PI: Ozlem Tuncel Gurlek, Ph.D. Candidate, Georgia State University
Grant Fund and Grant Amount: $2,500, William A. Steiger Fund for Legislative Studies
Project Abstract: As of 2021, more than 68 percent of the world population lives under autocracies. International organizations and think tanks struggle tenaciously to find valuable and applicable mechanisms and strategies to facilitate a transition to democracy while creeping authoritarianism threatens every corner of the world. Contemporary autocracies are unique in the sense that they heavily depend on political parties and elections. This project interrogates the role of opposition parties in these competitive autocratic regimes, particularly examining these parties’ ability to unite against the omnipresent autocrats and oust the incumbent to pave the way for a transition to democracy. This project seeks to understand why some opposition parties in competitive autocratic regimes are able to successfully form a pre-electoral coalition (PEC), while others fail to coordinate.

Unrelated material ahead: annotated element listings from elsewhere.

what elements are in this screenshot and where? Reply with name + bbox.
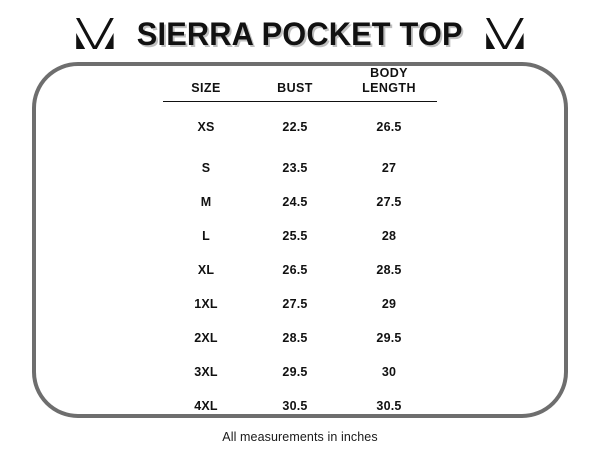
table-row: 1XL 27.5 29 bbox=[163, 287, 437, 321]
cell-body-length: 29 bbox=[381, 296, 397, 311]
cell-size: S bbox=[201, 160, 211, 175]
cell-size: XL bbox=[197, 262, 215, 277]
cell-size: 3XL bbox=[194, 364, 218, 379]
cell-size: M bbox=[200, 194, 212, 209]
header-divider bbox=[163, 100, 437, 103]
cell-bust: 26.5 bbox=[282, 262, 308, 277]
column-header-bust-line1: BUST bbox=[277, 80, 313, 95]
cell-bust: 30.5 bbox=[282, 398, 308, 413]
column-header-body-length: BODY LENGTH bbox=[341, 66, 437, 101]
table-header-row: SIZE BUST BODY LENGTH bbox=[163, 66, 437, 101]
column-header-size: SIZE bbox=[163, 66, 249, 101]
table-row: XL 26.5 28.5 bbox=[163, 253, 437, 287]
table-row: 2XL 28.5 29.5 bbox=[163, 321, 437, 355]
column-header-body-length-line1: BODY bbox=[370, 66, 408, 80]
table-row: XS 22.5 26.5 bbox=[163, 103, 437, 151]
cell-body-length: 29.5 bbox=[376, 330, 402, 345]
table-row: S 23.5 27 bbox=[163, 151, 437, 185]
cell-bust: 22.5 bbox=[282, 119, 308, 134]
cell-body-length: 27.5 bbox=[376, 194, 402, 209]
chart-header: SIERRA POCKET TOP bbox=[0, 10, 600, 58]
cell-size: L bbox=[202, 228, 210, 243]
cell-size: 2XL bbox=[194, 330, 218, 345]
brand-m-logo-icon-right bbox=[485, 18, 524, 49]
table-row: L 25.5 28 bbox=[163, 219, 437, 253]
cell-body-length: 27 bbox=[381, 160, 397, 175]
cell-body-length: 28.5 bbox=[376, 262, 402, 277]
size-chart-table: SIZE BUST BODY LENGTH XS 22.5 26.5 S 23.… bbox=[163, 66, 437, 423]
header-rule-line bbox=[163, 100, 437, 103]
cell-size: 4XL bbox=[194, 398, 218, 413]
cell-size: 1XL bbox=[194, 296, 218, 311]
table-row: 3XL 29.5 30 bbox=[163, 355, 437, 389]
column-header-body-length-line2: LENGTH bbox=[362, 80, 416, 95]
cell-bust: 23.5 bbox=[282, 160, 308, 175]
cell-bust: 28.5 bbox=[282, 330, 308, 345]
cell-body-length: 30 bbox=[381, 364, 397, 379]
cell-bust: 27.5 bbox=[282, 296, 308, 311]
column-header-size-line1: SIZE bbox=[191, 80, 221, 95]
size-chart-frame bbox=[32, 62, 568, 418]
cell-body-length: 26.5 bbox=[376, 119, 402, 134]
cell-bust: 29.5 bbox=[282, 364, 308, 379]
cell-body-length: 30.5 bbox=[376, 398, 402, 413]
cell-bust: 25.5 bbox=[282, 228, 308, 243]
brand-m-logo-icon-left bbox=[76, 18, 115, 49]
page-title: SIERRA POCKET TOP bbox=[137, 16, 463, 52]
cell-body-length: 28 bbox=[381, 228, 397, 243]
cell-size: XS bbox=[197, 119, 215, 134]
table-row: M 24.5 27.5 bbox=[163, 185, 437, 219]
column-header-bust: BUST bbox=[249, 66, 341, 101]
cell-bust: 24.5 bbox=[282, 194, 308, 209]
measurement-units-note: All measurements in inches bbox=[222, 430, 378, 444]
table-row: 4XL 30.5 30.5 bbox=[163, 389, 437, 423]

What explains the cooperation of opposition parties in regimes where electoral politics is an uneven playing field, and harassment of opposition is a ubiquitous practice? In this research, I argue that opposition parties that successfully resolve differences among them and resolve conflicts within each party are more likely to form a coalition before elections. I rely on a mixture of evidence to corroborate this theory. I build an original dataset on coalitions, test my findings in disparate parts of the world, and focus on the Turkish opposition parties as a case study. Ultimately, this approach helps me to develop our knowledge on opposition strategies, reversing democratic backsliding, and the survival of authoritarian regimes.